Vol au-dessus d’un nid de coucou appartient à ce club très fermé des grands classiques, fictions-miroirs de nos sociétés contemporaines : soit prémonition visionnaire dès 1971 d’Orange Mécanique de Stanley Kubrick, portrait glaçant d’une jeunesse désœuvrée du gang d’Alex et de ses droogies sans repères moraux ou idéologiques, basculant dans l’acte gratuit de l’ultra-violence ; soit métaphore de notre modernité, voyeurisme des télé-réalités ou injonction de transparence de nos existences et de nos données dans The Truman Show (1998) réalisé par Peter Weir ; ou enfin mythe idéalisé d’une Amérique de la réussite et de la libre entreprise de Forrest Gump de Robert Zemeckis (1994).
L’exceptionnel succès et pérennité de Nid de coucou repose sur les remarquables performances de ses acteurs.
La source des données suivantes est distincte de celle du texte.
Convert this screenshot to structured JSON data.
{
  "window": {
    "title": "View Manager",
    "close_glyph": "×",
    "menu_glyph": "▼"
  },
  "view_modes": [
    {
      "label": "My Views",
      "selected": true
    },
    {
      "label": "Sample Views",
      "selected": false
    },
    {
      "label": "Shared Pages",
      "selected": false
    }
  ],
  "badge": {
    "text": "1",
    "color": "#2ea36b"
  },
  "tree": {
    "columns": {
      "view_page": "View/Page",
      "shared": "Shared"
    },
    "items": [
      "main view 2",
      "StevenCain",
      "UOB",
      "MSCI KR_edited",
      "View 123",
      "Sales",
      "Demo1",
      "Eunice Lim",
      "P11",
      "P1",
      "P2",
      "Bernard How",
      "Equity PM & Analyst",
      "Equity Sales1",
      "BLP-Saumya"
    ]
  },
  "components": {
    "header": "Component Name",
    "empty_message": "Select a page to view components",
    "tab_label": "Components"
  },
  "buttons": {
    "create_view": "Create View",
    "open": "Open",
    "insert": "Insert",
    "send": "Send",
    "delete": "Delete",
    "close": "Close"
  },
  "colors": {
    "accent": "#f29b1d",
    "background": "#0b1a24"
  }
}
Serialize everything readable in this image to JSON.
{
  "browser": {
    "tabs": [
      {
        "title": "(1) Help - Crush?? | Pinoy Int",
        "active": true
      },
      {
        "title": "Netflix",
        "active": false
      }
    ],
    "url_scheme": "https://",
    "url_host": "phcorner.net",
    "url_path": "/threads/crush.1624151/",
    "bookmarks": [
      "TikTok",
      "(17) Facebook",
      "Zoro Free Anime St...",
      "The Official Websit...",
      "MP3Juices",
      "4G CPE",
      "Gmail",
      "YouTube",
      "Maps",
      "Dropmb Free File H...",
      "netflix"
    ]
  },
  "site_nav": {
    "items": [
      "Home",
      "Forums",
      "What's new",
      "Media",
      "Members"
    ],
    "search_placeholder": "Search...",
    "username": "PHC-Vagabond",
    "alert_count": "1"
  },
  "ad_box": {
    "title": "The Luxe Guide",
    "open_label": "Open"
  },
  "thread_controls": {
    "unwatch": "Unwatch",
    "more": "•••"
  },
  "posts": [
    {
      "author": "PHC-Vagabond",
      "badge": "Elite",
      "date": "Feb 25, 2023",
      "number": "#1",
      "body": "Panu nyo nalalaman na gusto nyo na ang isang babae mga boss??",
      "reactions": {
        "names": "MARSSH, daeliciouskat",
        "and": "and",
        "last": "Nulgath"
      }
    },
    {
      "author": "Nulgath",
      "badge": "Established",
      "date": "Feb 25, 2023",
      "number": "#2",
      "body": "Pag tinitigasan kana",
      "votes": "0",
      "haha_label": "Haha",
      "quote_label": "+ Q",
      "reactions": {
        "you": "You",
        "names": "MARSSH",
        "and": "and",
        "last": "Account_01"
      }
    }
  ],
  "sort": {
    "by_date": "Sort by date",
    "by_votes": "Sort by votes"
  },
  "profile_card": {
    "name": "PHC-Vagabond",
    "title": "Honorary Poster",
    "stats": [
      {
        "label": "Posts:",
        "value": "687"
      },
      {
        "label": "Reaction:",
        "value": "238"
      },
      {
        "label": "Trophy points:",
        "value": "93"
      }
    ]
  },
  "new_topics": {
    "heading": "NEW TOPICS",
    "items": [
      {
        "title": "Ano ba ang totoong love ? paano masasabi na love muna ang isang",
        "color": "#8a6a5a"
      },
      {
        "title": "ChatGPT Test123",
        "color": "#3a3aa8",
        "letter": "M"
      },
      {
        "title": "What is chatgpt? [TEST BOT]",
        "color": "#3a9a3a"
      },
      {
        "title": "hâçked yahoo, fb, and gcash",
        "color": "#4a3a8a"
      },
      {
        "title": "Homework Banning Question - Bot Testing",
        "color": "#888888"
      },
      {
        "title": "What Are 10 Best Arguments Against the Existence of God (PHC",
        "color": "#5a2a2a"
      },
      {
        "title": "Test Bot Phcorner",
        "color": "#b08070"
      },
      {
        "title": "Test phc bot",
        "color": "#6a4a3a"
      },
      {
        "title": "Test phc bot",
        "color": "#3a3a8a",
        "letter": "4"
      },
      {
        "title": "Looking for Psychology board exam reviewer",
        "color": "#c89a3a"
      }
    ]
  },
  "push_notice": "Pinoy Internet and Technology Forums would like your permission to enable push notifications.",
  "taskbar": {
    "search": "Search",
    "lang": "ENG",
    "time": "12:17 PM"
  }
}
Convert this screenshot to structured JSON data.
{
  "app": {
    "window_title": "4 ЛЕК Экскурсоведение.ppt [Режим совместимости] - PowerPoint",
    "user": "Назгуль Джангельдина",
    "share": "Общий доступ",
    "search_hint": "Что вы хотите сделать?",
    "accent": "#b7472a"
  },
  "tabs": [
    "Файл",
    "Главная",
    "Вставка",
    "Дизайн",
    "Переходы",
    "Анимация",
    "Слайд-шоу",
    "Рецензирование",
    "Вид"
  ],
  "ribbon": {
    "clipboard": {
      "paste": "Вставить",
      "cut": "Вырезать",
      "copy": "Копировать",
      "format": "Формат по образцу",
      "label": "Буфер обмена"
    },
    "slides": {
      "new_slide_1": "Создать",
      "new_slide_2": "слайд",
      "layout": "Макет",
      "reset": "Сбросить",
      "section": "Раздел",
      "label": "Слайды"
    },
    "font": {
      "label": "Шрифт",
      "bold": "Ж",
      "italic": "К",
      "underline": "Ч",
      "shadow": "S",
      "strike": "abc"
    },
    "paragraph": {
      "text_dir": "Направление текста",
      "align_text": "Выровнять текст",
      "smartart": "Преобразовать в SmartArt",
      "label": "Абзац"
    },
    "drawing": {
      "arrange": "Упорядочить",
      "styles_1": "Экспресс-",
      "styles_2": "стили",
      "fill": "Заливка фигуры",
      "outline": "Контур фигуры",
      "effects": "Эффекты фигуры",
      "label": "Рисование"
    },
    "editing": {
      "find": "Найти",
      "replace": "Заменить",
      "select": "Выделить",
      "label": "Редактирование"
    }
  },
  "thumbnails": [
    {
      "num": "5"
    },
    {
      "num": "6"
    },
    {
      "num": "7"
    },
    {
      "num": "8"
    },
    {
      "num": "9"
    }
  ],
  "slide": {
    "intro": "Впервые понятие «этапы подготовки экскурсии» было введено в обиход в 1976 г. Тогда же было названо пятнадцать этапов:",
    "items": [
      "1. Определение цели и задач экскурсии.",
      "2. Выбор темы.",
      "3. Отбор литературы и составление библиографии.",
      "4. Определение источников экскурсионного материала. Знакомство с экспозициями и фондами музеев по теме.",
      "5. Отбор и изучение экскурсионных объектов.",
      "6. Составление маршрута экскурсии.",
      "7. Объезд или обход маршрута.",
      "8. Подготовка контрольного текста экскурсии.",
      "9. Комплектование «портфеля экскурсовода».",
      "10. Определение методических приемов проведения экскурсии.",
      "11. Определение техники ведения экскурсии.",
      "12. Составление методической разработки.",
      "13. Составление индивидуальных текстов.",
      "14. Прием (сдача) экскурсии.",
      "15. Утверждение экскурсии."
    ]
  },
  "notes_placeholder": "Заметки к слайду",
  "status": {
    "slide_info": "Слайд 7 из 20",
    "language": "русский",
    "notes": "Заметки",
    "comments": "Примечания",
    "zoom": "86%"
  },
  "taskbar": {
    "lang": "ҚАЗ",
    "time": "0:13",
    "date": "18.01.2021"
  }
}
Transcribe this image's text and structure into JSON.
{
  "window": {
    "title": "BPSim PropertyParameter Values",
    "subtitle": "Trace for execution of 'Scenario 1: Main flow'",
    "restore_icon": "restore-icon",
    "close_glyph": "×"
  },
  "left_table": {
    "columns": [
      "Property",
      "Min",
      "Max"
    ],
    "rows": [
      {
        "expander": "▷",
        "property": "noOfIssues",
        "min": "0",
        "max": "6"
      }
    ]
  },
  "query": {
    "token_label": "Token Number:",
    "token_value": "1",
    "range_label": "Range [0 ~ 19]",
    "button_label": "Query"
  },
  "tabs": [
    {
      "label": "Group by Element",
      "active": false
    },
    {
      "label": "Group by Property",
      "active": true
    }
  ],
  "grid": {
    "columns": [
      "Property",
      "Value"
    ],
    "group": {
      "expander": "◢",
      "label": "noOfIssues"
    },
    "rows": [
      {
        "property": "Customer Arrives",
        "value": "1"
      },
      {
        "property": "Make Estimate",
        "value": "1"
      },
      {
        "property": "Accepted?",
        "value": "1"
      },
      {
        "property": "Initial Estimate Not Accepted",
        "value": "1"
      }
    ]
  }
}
Louise Fletcher, déesse-mère tyrannique régnant sans partage, avec une inflexible douceur, sur son pré carré, le microcosme de ses patients, troupeau asservi et abruti par les drogues et anxiolytiques, gardienne jalouse de règles de vie qu’elle voudrait immuables car pour elle estimées justes, imperturbable infirmière complice des traumatismes et traitements mutilants invalidants des électrochocs et lobotomies.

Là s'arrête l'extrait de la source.